I want to know," declares Mr. O'Connor "
what
that cry of 'Jesus, Jesus, Jesus!' meant ". (So, indeed, do I.
So would anyone who senses what the complete function of the
dramatist ought to be.) "
Was it the mystic's love-cry on the bosom of God, or was it the
' Eloi, eloi, lama Sabachtani
' of
the cross? Either way, it has a tragic beauty. But once again Shaw ignores the question entirely. It is as though he were
desperately casting about for something in the burning of a girl which has no tragic beauty ". Well, Mr. Shaw (his idea of Galtonic visualisers apart) was merely being faithful to his texts of theatre in ignoring that question. I, for one, know my Shaw
well enough not to be surprised by his side-stepping. And Mr.

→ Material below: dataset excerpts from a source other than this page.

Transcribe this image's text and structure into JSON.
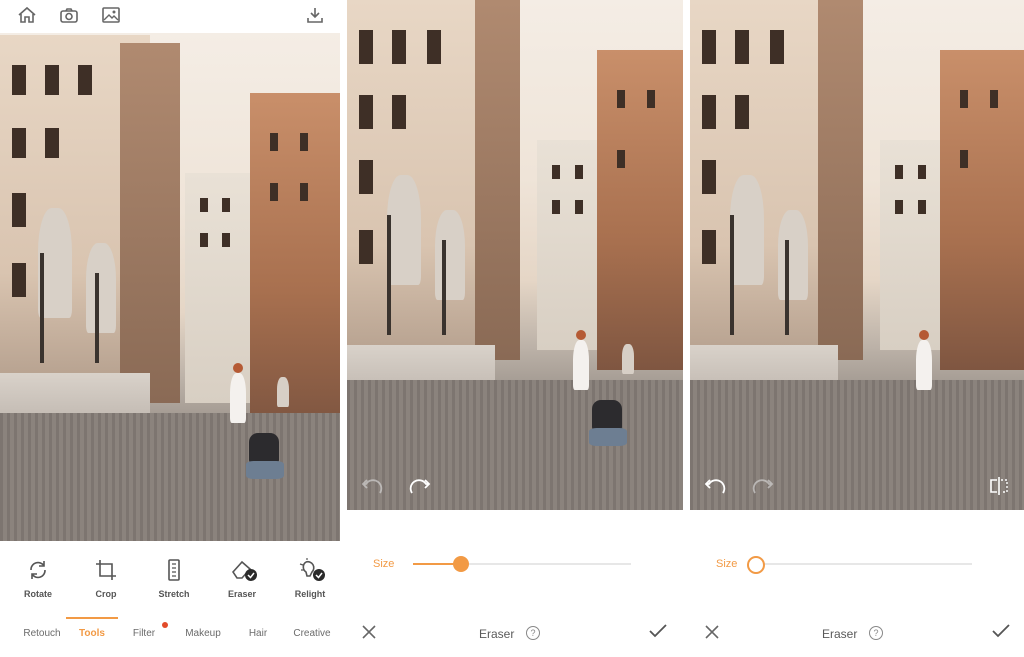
{
  "panel1": {
    "tools": [
      {
        "label": "Rotate",
        "icon": "rotate-icon"
      },
      {
        "label": "Crop",
        "icon": "crop-icon"
      },
      {
        "label": "Stretch",
        "icon": "stretch-icon"
      },
      {
        "label": "Eraser",
        "icon": "eraser-icon"
      },
      {
        "label": "Relight",
        "icon": "relight-icon"
      }
    ],
    "nav": [
      {
        "label": "Retouch"
      },
      {
        "label": "Tools"
      },
      {
        "label": "Filter"
      },
      {
        "label": "Makeup"
      },
      {
        "label": "Hair"
      },
      {
        "label": "Creative"
      }
    ],
    "active_nav": "Tools"
  },
  "panel2": {
    "size_label": "Size",
    "slider_value": 0.22,
    "title": "Eraser",
    "help": "?"
  },
  "panel3": {
    "size_label": "Size",
    "slider_value": 0.0,
    "title": "Eraser",
    "help": "?"
  },
  "colors": {
    "accent": "#f29a45",
    "badge_dot": "#e24b2a"
  }
}
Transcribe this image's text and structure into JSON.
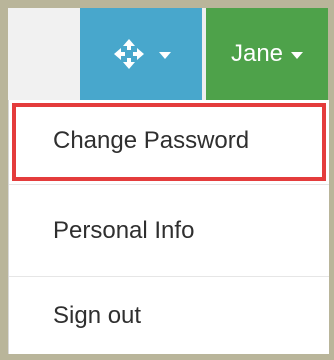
{
  "navbar": {
    "settings_icon": "recycle-settings-icon",
    "user_button_label": "Jane",
    "colors": {
      "icon_button_bg": "#48a7cc",
      "user_button_bg": "#4ea24a"
    }
  },
  "dropdown": {
    "items": [
      {
        "label": "Change Password",
        "highlighted": true
      },
      {
        "label": "Personal Info"
      },
      {
        "label": "Sign out"
      }
    ],
    "highlight_color": "#e43c3c"
  }
}
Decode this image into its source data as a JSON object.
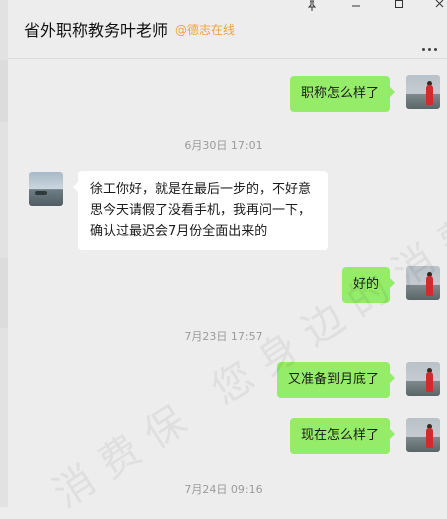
{
  "header": {
    "title": "省外职称教务叶老师",
    "tag": "@德志在线",
    "controls": {
      "pin": "pin-icon",
      "minimize": "minimize-icon",
      "maximize": "maximize-icon",
      "close": "close-icon"
    },
    "more_icon": "more-icon"
  },
  "timestamps": [
    "6月30日 17:01",
    "7月23日 17:57",
    "7月24日 09:16"
  ],
  "messages": [
    {
      "side": "me",
      "text": "职称怎么样了"
    },
    {
      "side": "other",
      "text": "徐工你好，就是在最后一步的，不好意思今天请假了没看手机，我再问一下，确认过最迟会7月份全面出来的"
    },
    {
      "side": "me",
      "text": "好的"
    },
    {
      "side": "me",
      "text": "又准备到月底了"
    },
    {
      "side": "me",
      "text": "现在怎么样了"
    }
  ],
  "watermark": "消费保 您身边的消费"
}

O'Connor's explanation does not completely satisfy me. "
The
fact is," he says, "
Shaw has been plunged straight into a subject which cannot be treated in prose, which could only have been written by an Ibsen, and has proved to us, if it ever needed proof, that while a storyteller may be no poet, a dramatist must always
be one ". I prefer to put it in another and a simpler way?a
dramatist must always be a dramatist and being so, may be
entitled to be called a poet. Nevertheless there is a grave danger that writers like Mr. Shaw may call him
" a writer of monstrous
fustian "?or more briefly, still?a virtuoso.